В 1951 г. E. Bickerstaff и R. Cloace [3] описали несколько случаев острого развития офтальмоплегии, сонливости, пареза мимической мускулатуры, иногда бульбарного синдрома, без моторного или сенсорного дефицита в конечностях. Эту клиническую картину авторы связали с мез- и ромбоэнцефалитом предположительно вирусной природы. Разновидность воспалительной нейропатии, сопровождающейся офтальмоплегией, арефлексией, атаксией и повышением белка в цереброспинальной жидкости (ЦСЖ), была описана в 1956 г. канадским неврологом M. Fisher [4]. Нельзя исключить, что некоторые симптомы у больных с типичной триадой синдрома Фишера (СФ) можно объяснить сопутствующим вовлечением ЦНС и, наоборот, некоторые проявления у больных с классической картиной энцефалита Бикерстаффа (ЭБ) могут быть связаны с вовлечением периферических нервов [5, 6]. С этой точки зрения ЭБ и СФ являются не отдельными аутоиммунным нейропатиями, а единой нозологической формой, для которой характерно вариабельное по степени вовлечения поражение как периферической нервной системы, так и ЦНС. Для таких энцефалополинейропатий, в части случаев ассоциированных с антителами к ганглиозидам (At-GM), предложена дефиниция: «синдром Фишера—Бикерстаффа» [2, 5—7].
Интактность ствола мозга при СФ подтверждает сохранность мигательного рефлекса, обнаруженная в ходе электронейромиографических (ЭНМГ) исследований [8]. Что касается именно лучевой диагностики ЭБ, то разрешение данной проблемы, с научной точки зрения, находится на самом начальном этапе. В доступной отечественной и зарубежной литературе на сегодняшний день встречаются единичные сообщения, преимущественно описывающие клинические наблюдения пациентов с ЭБ или подобными патологическим состояниями, требующими дифференциальной диагностики. Чаще всего в изученных работах критериями диагностики ЭБ являются результаты магнитно-резонансной томографии (МРТ) [9, 10]. В единичных исследованиях [11] сделаны попытки систематизировать МР-симптомы, характерные для Э.Б. Однако ввиду малого количества наблюдений и разнообразия определяемых МРТ признаков никаких определенных выводов до сих пор не сделано.
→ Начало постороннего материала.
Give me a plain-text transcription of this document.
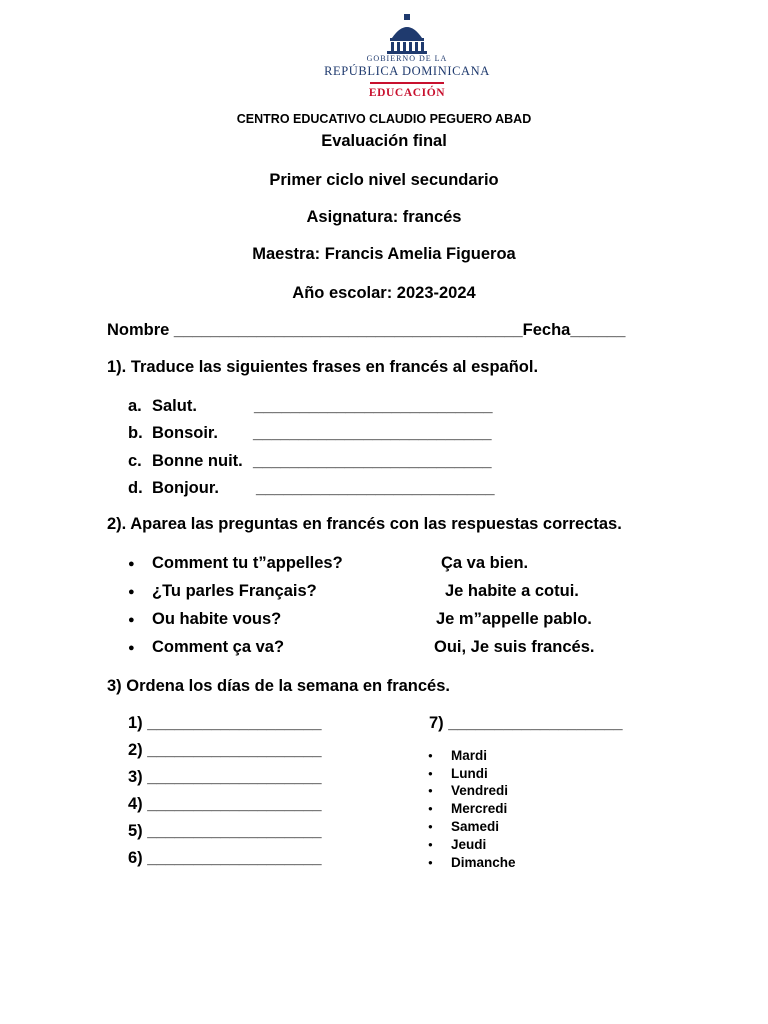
GOBIERNO DE LA
REPÚBLICA DOMINICANA
EDUCACIÓN
CENTRO EDUCATIVO CLAUDIO PEGUERO ABAD
Evaluación final
Primer ciclo nivel secundario
Asignatura: francés
Maestra: Francis Amelia Figueroa
Año escolar: 2023-2024
Nombre ______________________________________Fecha______
1). Traduce las siguientes frases en francés al español.
a. Salut.	__________________________
b. Bonsoir. __________________________
c. Bonne nuit. __________________________
d. Bonjour. __________________________
2). Aparea las preguntas en francés con las respuestas correctas.
● Comment tu t”appelles?	Ça va bien.
● ¿Tu parles Français?	Je habite a cotui.
● Ou habite vous?	Je m”appelle pablo.
● Comment ça va?	Oui, Je suis francés.
3) Ordena los días de la semana en francés.
1) ___________________
2) ___________________
3) ___________________
4) ___________________
5) ___________________
6) ___________________
7) ___________________
● Mardi
● Lundi
● Vendredi
● Mercredi
● Samedi
● Jeudi
● Dimanche
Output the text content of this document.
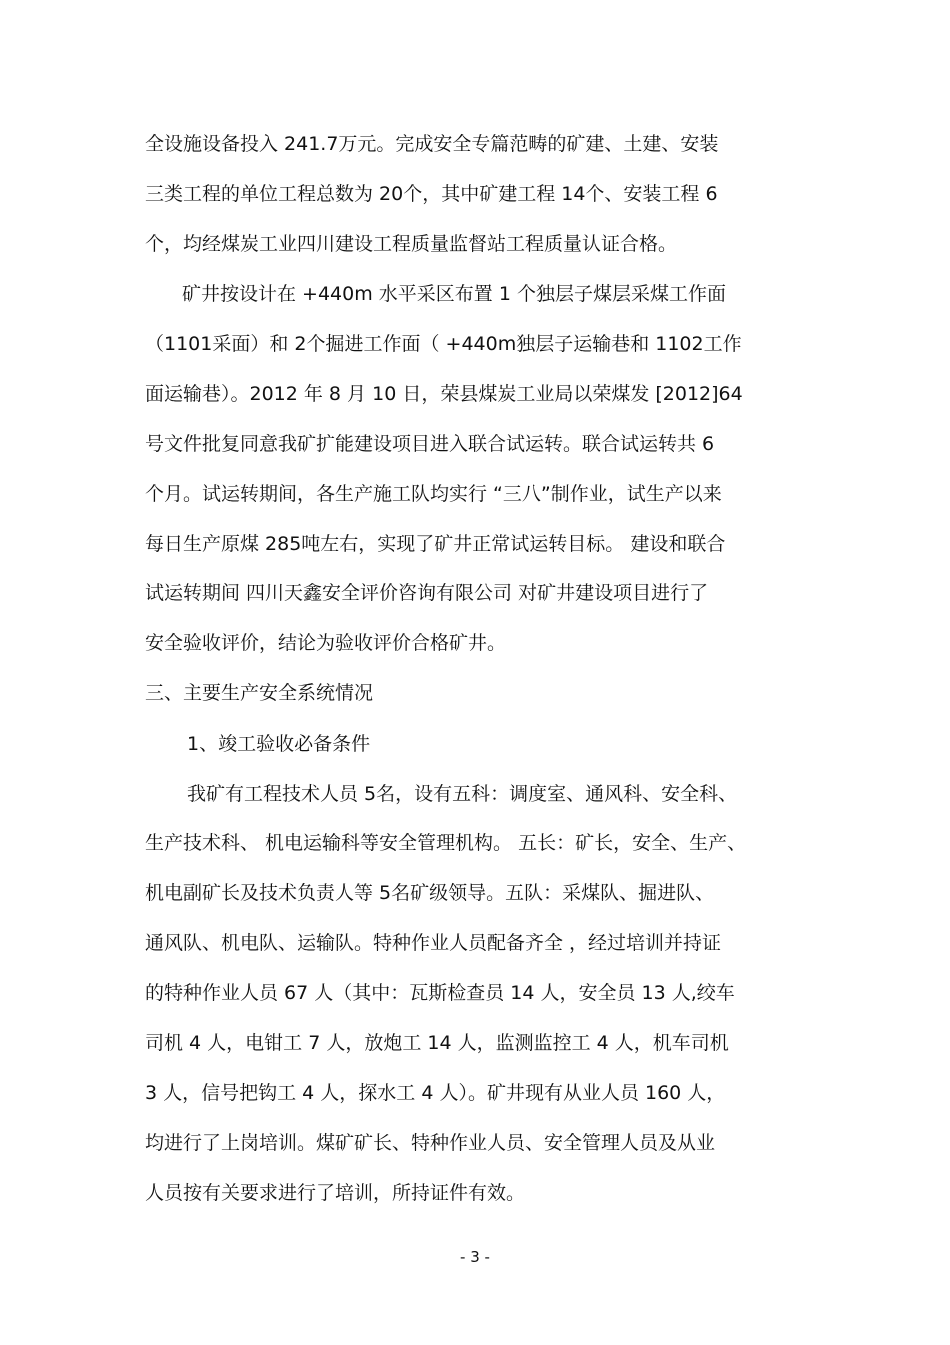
全设施设备投入 241.7万元。完成安全专篇范畴的矿建、土建、安装
三类工程的单位工程总数为 20个，其中矿建工程 14个、安装工程 6
个，均经煤炭工业四川建设工程质量监督站工程质量认证合格。
矿井按设计在 +440m 水平采区布置 1 个独层子煤层采煤工作面
（1101采面）和 2个掘进工作面（ +440m独层子运输巷和 1102工作
面运输巷）。2012 年 8 月 10 日，荣县煤炭工业局以荣煤发 [2012]64
号文件批复同意我矿扩能建设项目进入联合试运转。联合试运转共 6
个月。试运转期间，各生产施工队均实行 “三八”制作业，试生产以来
每日生产原煤 285吨左右，实现了矿井正常试运转目标。 建设和联合
试运转期间 四川天鑫安全评价咨询有限公司 对矿井建设项目进行了
安全验收评价，结论为验收评价合格矿井。
三、主要生产安全系统情况
1、竣工验收必备条件
我矿有工程技术人员 5名，设有五科：调度室、通风科、安全科、
生产技术科、 机电运输科等安全管理机构。 五长：矿长，安全、生产、
机电副矿长及技术负责人等 5名矿级领导。五队：采煤队、掘进队、
通风队、机电队、运输队。特种作业人员配备齐全 ，经过培训并持证
的特种作业人员 67 人（其中：瓦斯检查员 14 人，安全员 13 人,绞车
司机 4 人，电钳工 7 人，放炮工 14 人，监测监控工 4 人，机车司机
3 人，信号把钩工 4 人，探水工 4 人）。矿井现有从业人员 160 人，
均进行了上岗培训。煤矿矿长、特种作业人员、安全管理人员及从业
人员按有关要求进行了培训，所持证件有效。
- 3 -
С введением в клиническую практику современных методов ядерной медицины, таких как позитронная эмиссионная томография (ПЭТ), появилась надежда, что именно ПЭТ позволит получить специфические данные для выявления и дифференциальной диагностики редких форм энцефалитов. Вместе с тем наиболее часто используемые радиофармпрепараты при ПЭТ (как правило, это меченная радиоактивным 18-фтором фтордезоксиглюкоза — 18F-ФДГ) не являются специфическими. Так, на некоторых клинических примерах было показано [12], что ПЭТ-симптомы при ЭБ являются неспецифическими, с одной стороны, и неубедительными с точки зрения их быстрого определения и интерпретации — с другой. В отечественной литературе не обнаружено сведений, содержащих описания церебральной ПЭТ в случаях СФ и ЭБ [10].
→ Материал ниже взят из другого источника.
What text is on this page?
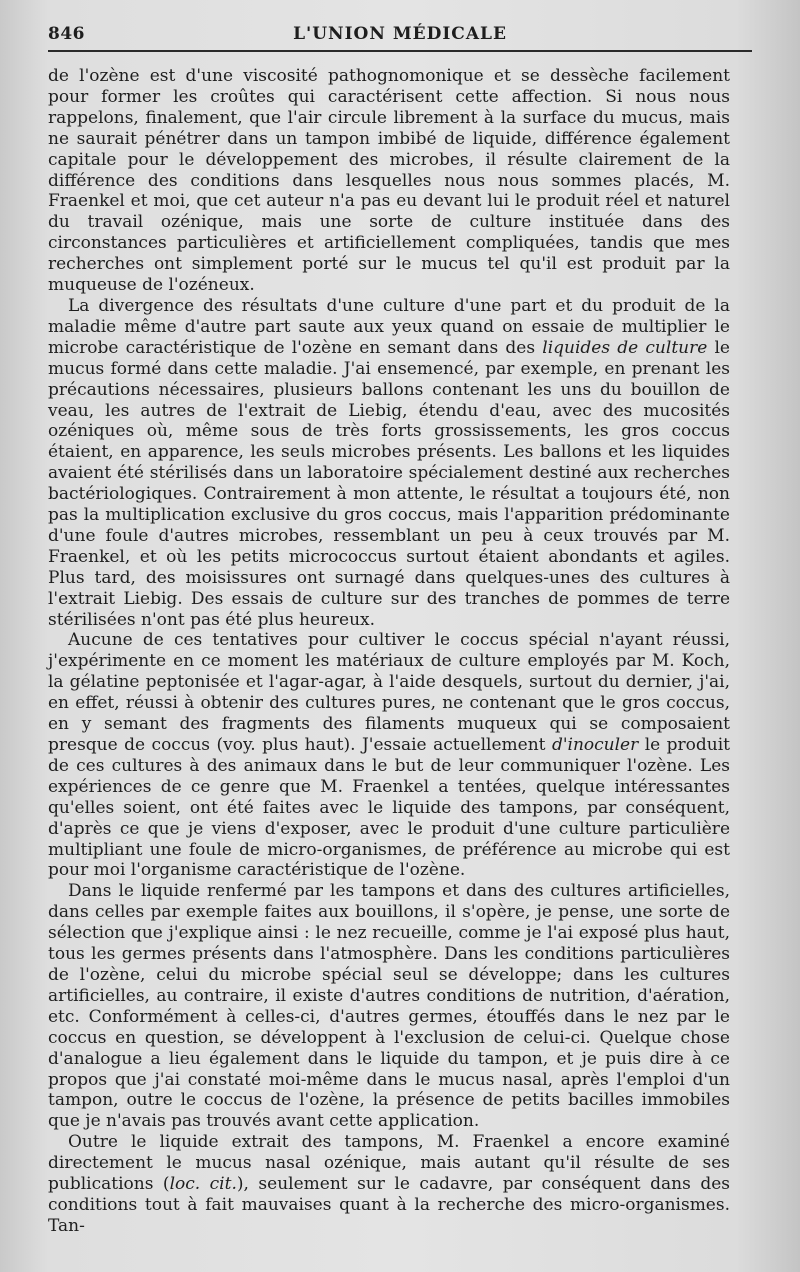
846	L'UNION MÉDICALE

de l'ozène est d'une viscosité pathognomonique et se dessèche facilement pour former les croûtes qui caractérisent cette affection. Si nous nous rappelons, finalement, que l'air circule librement à la surface du mucus, mais ne saurait pénétrer dans un tampon imbibé de liquide, différence également capitale pour le développement des microbes, il résulte clairement de la différence des conditions dans lesquelles nous nous sommes placés, M. Fraenkel et moi, que cet auteur n'a pas eu devant lui le produit réel et naturel du travail ozénique, mais une sorte de culture instituée dans des circonstances particulières et artificiellement compliquées, tandis que mes recherches ont simplement porté sur le mucus tel qu'il est produit par la muqueuse de l'ozéneux.

La divergence des résultats d'une culture d'une part et du produit de la maladie même d'autre part saute aux yeux quand on essaie de multiplier le microbe caractéristique de l'ozène en semant dans des liquides de culture le mucus formé dans cette maladie. J'ai ensemencé, par exemple, en prenant les précautions nécessaires, plusieurs ballons contenant les uns du bouillon de veau, les autres de l'extrait de Liebig, étendu d'eau, avec des mucosités ozéniques où, même sous de très forts grossissements, les gros coccus étaient, en apparence, les seuls microbes présents. Les ballons et les liquides avaient été stérilisés dans un laboratoire spécialement destiné aux recherches bactériologiques. Contrairement à mon attente, le résultat a toujours été, non pas la multiplication exclusive du gros coccus, mais l'apparition prédominante d'une foule d'autres microbes, ressemblant un peu à ceux trouvés par M. Fraenkel, et où les petits micrococcus surtout étaient abondants et agiles. Plus tard, des moisissures ont surnagé dans quelques-unes des cultures à l'extrait Liebig. Des essais de culture sur des tranches de pommes de terre stérilisées n'ont pas été plus heureux.

Aucune de ces tentatives pour cultiver le coccus spécial n'ayant réussi, j'expérimente en ce moment les matériaux de culture employés par M. Koch, la gélatine peptonisée et l'agar-agar, à l'aide desquels, surtout du dernier, j'ai, en effet, réussi à obtenir des cultures pures, ne contenant que le gros coccus, en y semant des fragments des filaments muqueux qui se composaient presque de coccus (voy. plus haut). J'essaie actuellement d'inoculer le produit de ces cultures à des animaux dans le but de leur communiquer l'ozène. Les expériences de ce genre que M. Fraenkel a tentées, quelque intéressantes qu'elles soient, ont été faites avec le liquide des tampons, par conséquent, d'après ce que je viens d'exposer, avec le produit d'une culture particulière multipliant une foule de micro-organismes, de préférence au microbe qui est pour moi l'organisme caractéristique de l'ozène.

Dans le liquide renfermé par les tampons et dans des cultures artificielles, dans celles par exemple faites aux bouillons, il s'opère, je pense, une sorte de sélection que j'explique ainsi : le nez recueille, comme je l'ai exposé plus haut, tous les germes présents dans l'atmosphère. Dans les conditions particulières de l'ozène, celui du microbe spécial seul se développe; dans les cultures artificielles, au contraire, il existe d'autres conditions de nutrition, d'aération, etc. Conformément à celles-ci, d'autres germes, étouffés dans le nez par le coccus en question, se développent à l'exclusion de celui-ci. Quelque chose d'analogue a lieu également dans le liquide du tampon, et je puis dire à ce propos que j'ai constaté moi-même dans le mucus nasal, après l'emploi d'un tampon, outre le coccus de l'ozène, la présence de petits bacilles immobiles que je n'avais pas trouvés avant cette application.

Outre le liquide extrait des tampons, M. Fraenkel a encore examiné directement le mucus nasal ozénique, mais autant qu'il résulte de ses publications (loc. cit.), seulement sur le cadavre, par conséquent dans des conditions tout à fait mauvaises quant à la recherche des micro-organismes. Tan-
В качестве примера приводим собственное наблюдение. Больная З., 66 лет, поступила с диагнозом «объемное образование головного мозга». Жалоб при поступлении не предъявляла из-за угнетения сознания до уровня оглушения (по шкале комы Глазго 11 баллов) и моторной афазии.
Анамнез заболевания: больна с конца ноября 2015 г., когда появились эпизоды дезориентации, речевые нарушения в виде дизартрии, элементы моторной афазии. Пациентка была госпитализирована в Городскую больницу № 40. При обследовании в клиническом анализе крови вариант нормы. Биохимический анализ крови: гипопротеинемия до 60 г/л, глюкоза 6,9 ммоль/л. Форма 50, маркеры гепатитов отрицательные. ЭКГ: фибрилляция предсердий, тахисистолическая форма. Признаки гипертрофии левого желудочка. Рентгенография органов грудной клетки: без очаговых и инфильтративных изменений.
При первоначальной МРТ головного мозга (11.12.15) отмечались незначительное увеличение в объеме и гиперинтенсивный МР-сигнал на T2-взвешенных и тяжело взвешенных изображениях (TIRM) в области подкорковых ядер (хвостатое ядро, бледный шар, таламус), кроме того, на диффузионно-взвешенных изображениях не определялось признаков нарушения диффузии (рис. 1).
При исследовании ЦСЖ выявлена белково-клеточная диссоциация с повышением уровня белка до 3,9 г/л, определены патологический тип синтеза IgG 2-го типа и превышение концентрации свободных l-цепей иммуноглобулина до 0,38 мкг/л.
В отделении неврологии Городской больницы № 40 проводилась антитромботическая, антиаритмическая, гастропротективная, антигипертензивная, нейропротективная терапия, пульс-терапия метилпреднизолоном, без положительной динамики. Присоединились бульбарные нарушения, потребовавшие наложение гастростомы, тетраплегия, нарушения функции тазовых органов по типу нейрогенного мочевого пузыря.
30.12.15 больная была госпитализирована в Клиническую больницу № 122 им. Л.Г. Соколова для дообследования и дальнейшего лечения.
Из анамнеза жизни: родилась в Нижегородской области, росла и развивалась нормально, беременность и роды одни, имеет одного ребенка, образование высшее. Перенесенные заболевания: гипертоническая болезнь, нарушение сердечного ритма по типу постоянной формы фибрилляции предсердий, диффузно-узловой нетоксический зоб.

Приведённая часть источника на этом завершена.